Rain doesn’t guarantee rising lake levels

The view from Lake Buchanan as rain fell in central Texas.
The view from Lake Buchanan as rain fell in central Texas.

BURNET (KXAN) — If Lake Buchanan drops a few more feet, it will hit a record low. The drought helped plunge the lake to more than 23 feet below its average height.

“Since the first of the year, you know, we’ve had an inch and a half of rain here in four months,” said Shawn Devaney, who owns the business Vanishing Texas River Cruise on Lake Buchanan. “[Any rain] that we can get is a welcome sight.”

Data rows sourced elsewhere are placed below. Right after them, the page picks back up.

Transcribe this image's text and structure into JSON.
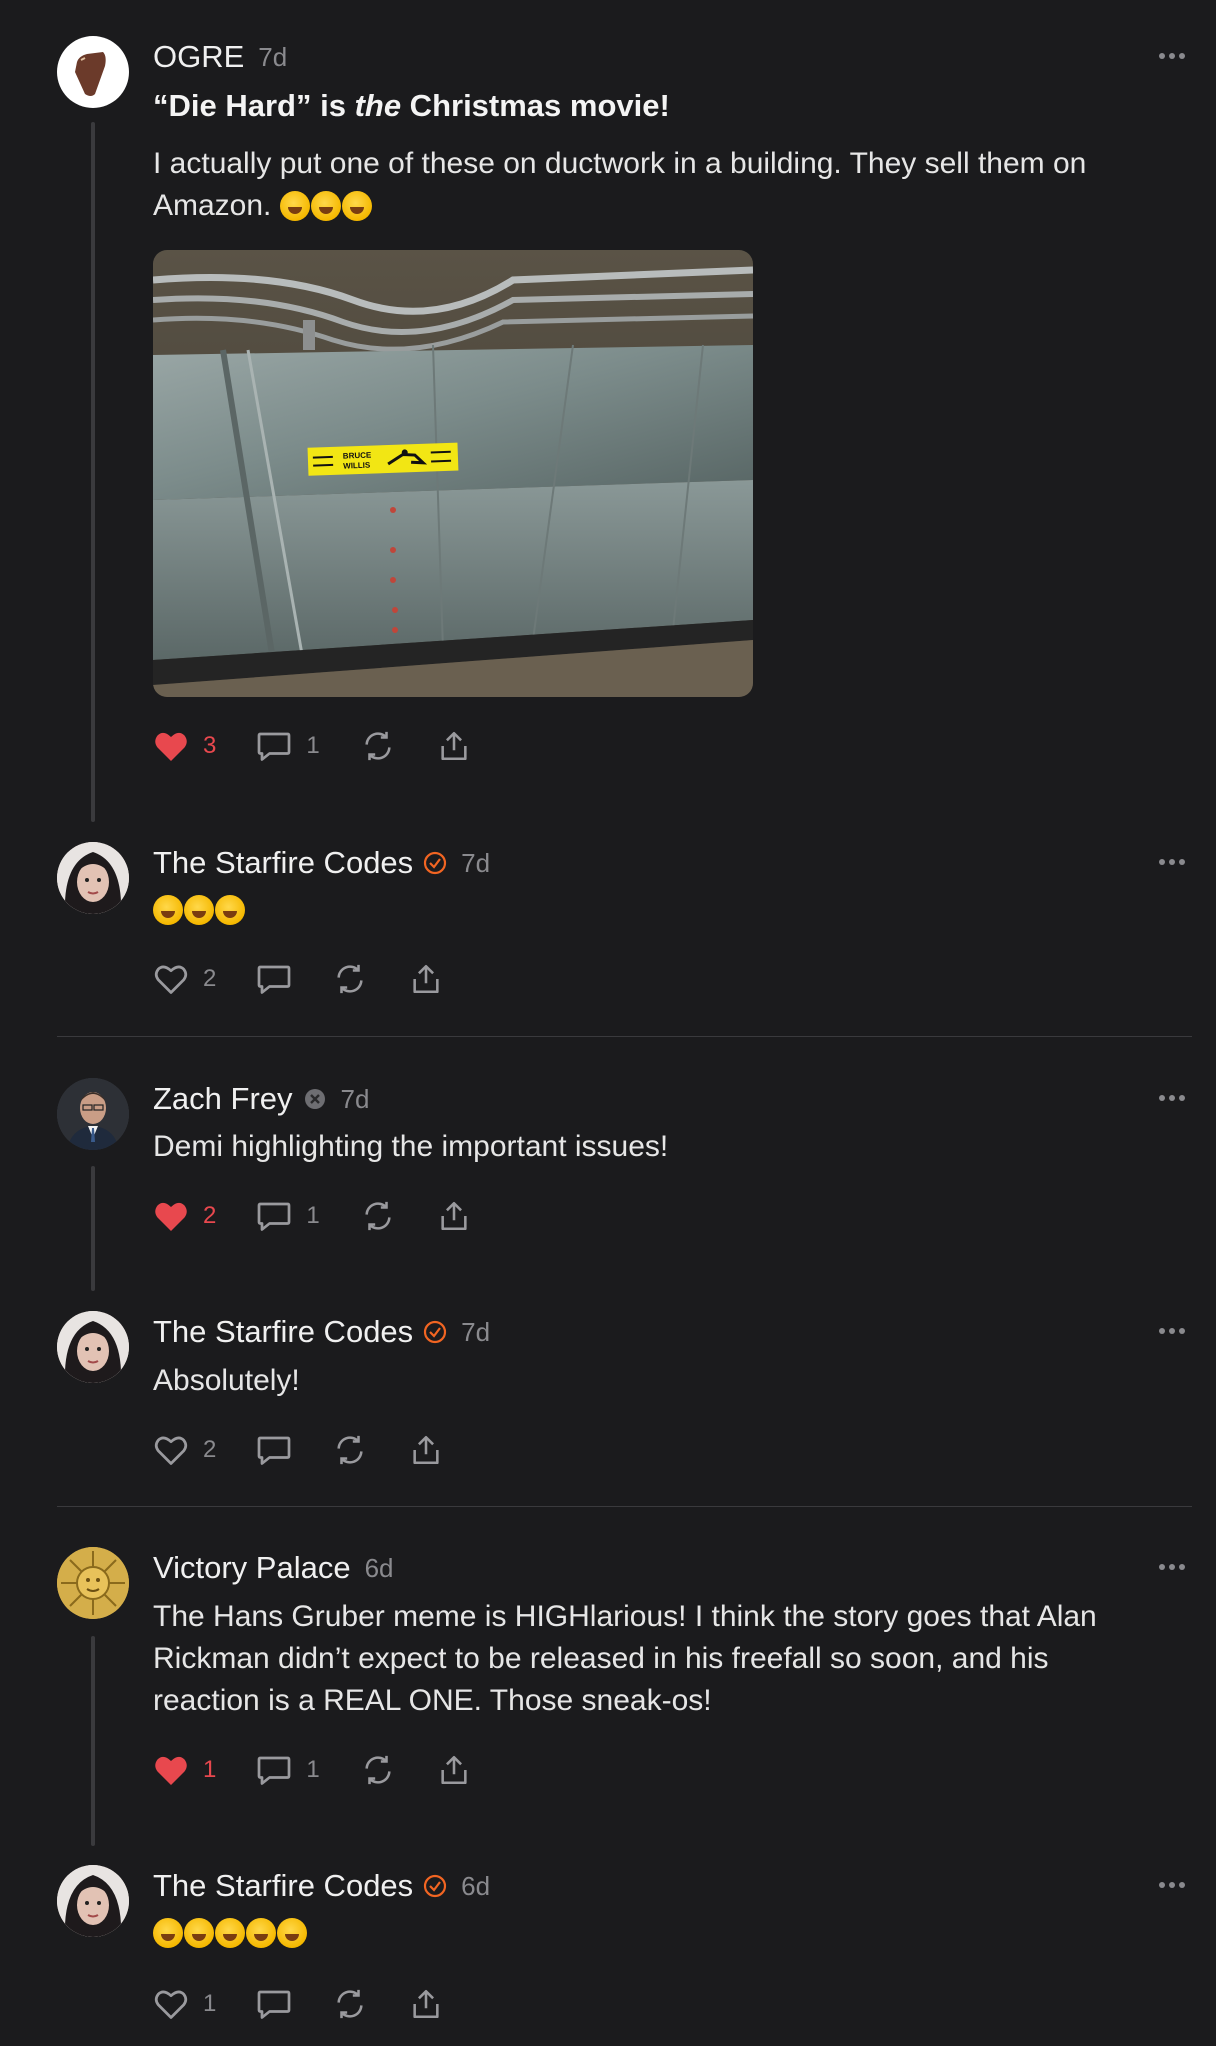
{
  "posts": [
    {
      "author": "OGRE",
      "time": "7d",
      "title_pre": "“Die Hard” is ",
      "title_em": "the",
      "title_post": " Christmas movie!",
      "body": "I actually put one of these on ductwork in a building. They sell them on Amazon.",
      "emoji_count": 3,
      "image": {
        "sticker_line1": "BRUCE",
        "sticker_line2": "WILLIS"
      },
      "likes": "3",
      "liked": true,
      "comments": "1"
    },
    {
      "author": "The Starfire Codes",
      "verified": true,
      "time": "7d",
      "emoji_count": 3,
      "likes": "2",
      "liked": false,
      "comments": ""
    },
    {
      "author": "Zach Frey",
      "time": "7d",
      "body": "Demi highlighting the important issues!",
      "likes": "2",
      "liked": true,
      "comments": "1"
    },
    {
      "author": "The Starfire Codes",
      "verified": true,
      "time": "7d",
      "body": "Absolutely!",
      "likes": "2",
      "liked": false,
      "comments": ""
    },
    {
      "author": "Victory Palace",
      "time": "6d",
      "body": "The Hans Gruber meme is HIGHlarious! I think the story goes that Alan Rickman didn’t expect to be released in his freefall so soon, and his reaction is a REAL ONE. Those sneak-os!",
      "likes": "1",
      "liked": true,
      "comments": "1"
    },
    {
      "author": "The Starfire Codes",
      "verified": true,
      "time": "6d",
      "emoji_count": 5,
      "likes": "1",
      "liked": false,
      "comments": ""
    }
  ],
  "icons": {
    "like": "heart-icon",
    "comment": "comment-bubble-icon",
    "repost": "repost-icon",
    "share": "share-icon",
    "more": "more-dots-icon",
    "verified": "verified-check-icon"
  },
  "colors": {
    "background": "#1b1b1d",
    "liked": "#e8484e",
    "verified": "#f26522",
    "muted": "#8a8a8e"
  }
}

When the banks of Lake Buchanan started drying up, so did business for the cruises. Shawn still gives cruises on the lake, but he says the Colorado River has been inaccessible to him for about 4 years.

“There is no business. It’s down 90-percent,” said Shawn. Showers need to fall in the Lake Buchanan watershed to boost the water supply there. Even with rainfall in the right area, the soil may have to saturate first, according to the Lower Colorado River Authority. The soil was dry early Monday.

A view of the Highland Lakes Watershed. (Courtesy: LCRA)
A view of the Highland Lakes Watershed. (Courtesy: LCRA)

“One thing to watch out far is not just where it falls, but how it falls,” said Clara Tuma, spokesperson with LCRA.

Still, if rain falls directly above the lakes, it can boost levels. Water that falls in the Highland Lakes Watershed can also indirectly help Lake Buchanan. The water from the watershed runs into the Highland Lakes, which  includes Lake Travis and Buchanan.

A spokesperson for LCRA says as long as water makes it into the system somewhere, it can help. LCRA operates the lakes and rivers as a system. If Lake Travis gets more water, for example, that could mean less water will be sent downstream from Lake Buchanan.

“We sit there and watch the radar and just pray,” said Shawn. “Come this way (rain), please come this way. That’s about all you can do.”